Over the years, we’ve built, launched, and scaled several of our own startups, in addition to working with a lot of startup clients of ours at Calibrate. With all this experience, we’ve realized there are mistakes many startups make that either lead to a poor product, hinder growth, and/or lead them down a path of failure. 

Why talk about the negatives instead of the positive, you’re thinking? Well given the fact part of a startup’s success relies on fate, it is harder to explain what exactly makes a startup successful (aka how does a company become a “Facebook” or “Google”?). While the recipe for success may not be as easy to articulate, we can certainly steer startups in the right direction by avoiding pitfalls that can lead to a startup’s demise or a sub optimal user experience.  
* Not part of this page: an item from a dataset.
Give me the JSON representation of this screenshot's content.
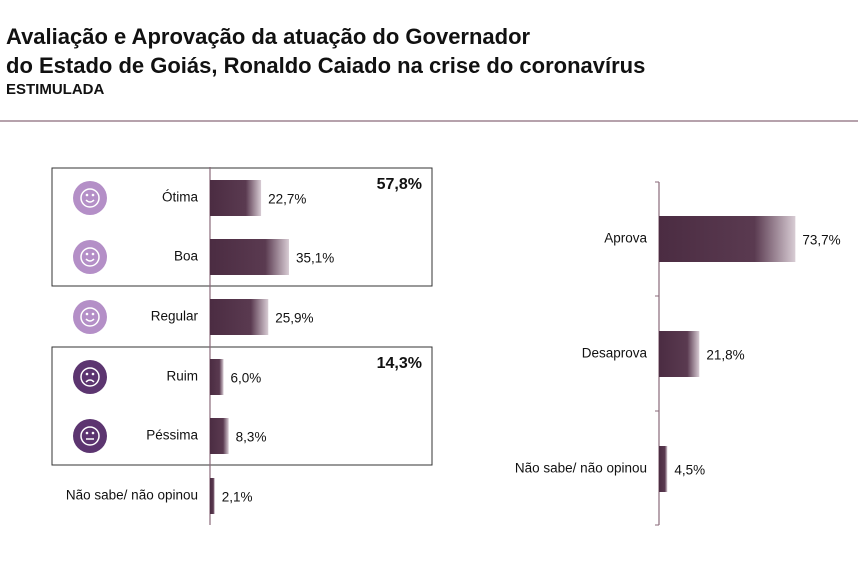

  • Unwilling to Pivot – Dare we mention the big, bad “P Word”? Startups are volatile and things are constantly changing. Founders must be intuitive and adaptive. Intuitive enough to take a step back and identify where the company is headed (what is working and what isn’t) and adaptive enough to act by making the necessary adjustments to ensure the company stays on a positive trajectory. There are times where a company starts with one core competency and decides to pivot to a slightly different solution.
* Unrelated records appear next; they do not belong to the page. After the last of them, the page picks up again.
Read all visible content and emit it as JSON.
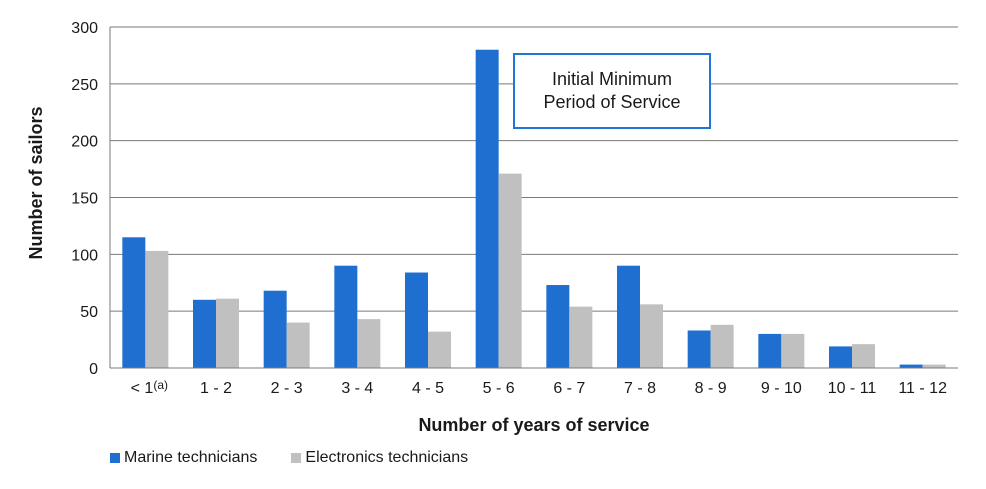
{
  "chart_data": {
    "type": "bar",
    "xlabel": "Number of years of service",
    "ylabel": "Number of sailors",
    "ylim": [
      0,
      300
    ],
    "yticks": [
      0,
      50,
      100,
      150,
      200,
      250,
      300
    ],
    "grid": true,
    "legend_position": "bottom-left",
    "categories": [
      "< 1",
      "1 - 2",
      "2 - 3",
      "3 - 4",
      "4 - 5",
      "5 - 6",
      "6 - 7",
      "7 - 8",
      "8 - 9",
      "9 - 10",
      "10 - 11",
      "11 - 12"
    ],
    "first_category_footnote": "(a)",
    "series": [
      {
        "name": "Marine technicians",
        "color": "#1f6fd1",
        "values": [
          115,
          60,
          68,
          90,
          84,
          280,
          73,
          90,
          33,
          30,
          19,
          3
        ]
      },
      {
        "name": "Electronics technicians",
        "color": "#c0c0c0",
        "values": [
          103,
          61,
          40,
          43,
          32,
          171,
          54,
          56,
          38,
          30,
          21,
          3
        ]
      }
    ],
    "annotation": {
      "line1": "Initial Minimum",
      "line2": "Period of Service",
      "border_color": "#2176d2"
    }
  }
}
    • Lyft was supposed to be a glorified cross country hitch hiking tool!
    • PayPal was originally focused on building security for handheld devices.
    • A less extreme example is Groupon (originally the Point), which was geared towards users signing up for a good cause and the cause would only receive funding if enough people pledged to contribute. 
  • Team Makeup – VC’s will take an A management team with a C idea over an A idea with a C management team every time! The odds are stacked against startups. It is not easy and requires agility, discipline, perseverance, execution, and passion!!! The best way to accomplish this is have a team that gels and understands what being a co-founder means. Late nights, weekends, sacrifices, team work, and a “do whatever it takes” mentality. We’ve seen startups fail because the team could not handle the adversity, imploded, and/or underestimated what went into starting a company. Avoid inviting teammates that don’t understand the aforementioned. This will only cause a startup to lose focus and potentially lead to resentment, arguments, and even the company dissolving. 
  • Broad Scope – Even the largest and most well capitalized companies in the world have a finite amount resources; chief among them, time. Startups, in particular, have a limited amount of time before burning through their capital, at which point the journey is over unless they’ve created enough value to raise another round of capital. We’ve see many startups lose their focus and try to do too much all at one time. This stretches the team thin and usually results in nothing getting done. It’s far better for a startup to focus on building an MVP or minimum viable product (even if it’s pertaining to features v. an entire product) and to do that well, than it is to build a subpar product.
  • Digesting Every bit of Feedback – With tech products, having regular users means receiving feedback. The good, the bad, and the ugly. Taking every piece of user feedback is virtually impossible. Early stage startups don’t have the resources to implement it all and large companies receive WAY too much feedback to ever have the chance to address it all. We always recommend our clients create a prioritization matrix (see screenshot below), which provides an objective way of prioritizing the product roadmap. Good customer service is important but taking every piece of feedback to heart and shifting priorities because of that feedback, will derail a startup and lead to missed deadlines for imperative new features that arguably add more value to most users v. a small group. 

  • Panic Launch – A Panic Launch can be defined as rushing a product to production before testing properly (I.e. conducting a formal beta test). In the case of a product first launching, we always advise our co-founder clients to wait until the actual product is complete (INCLUDING QA; check out this article on outsourcing QA if unsure to outsource or bring in house) before scheduling any marketing or launch events. This ensures the product is not launched prematurely with careless bugs or UX issues and makes for a far less stressful first rollout.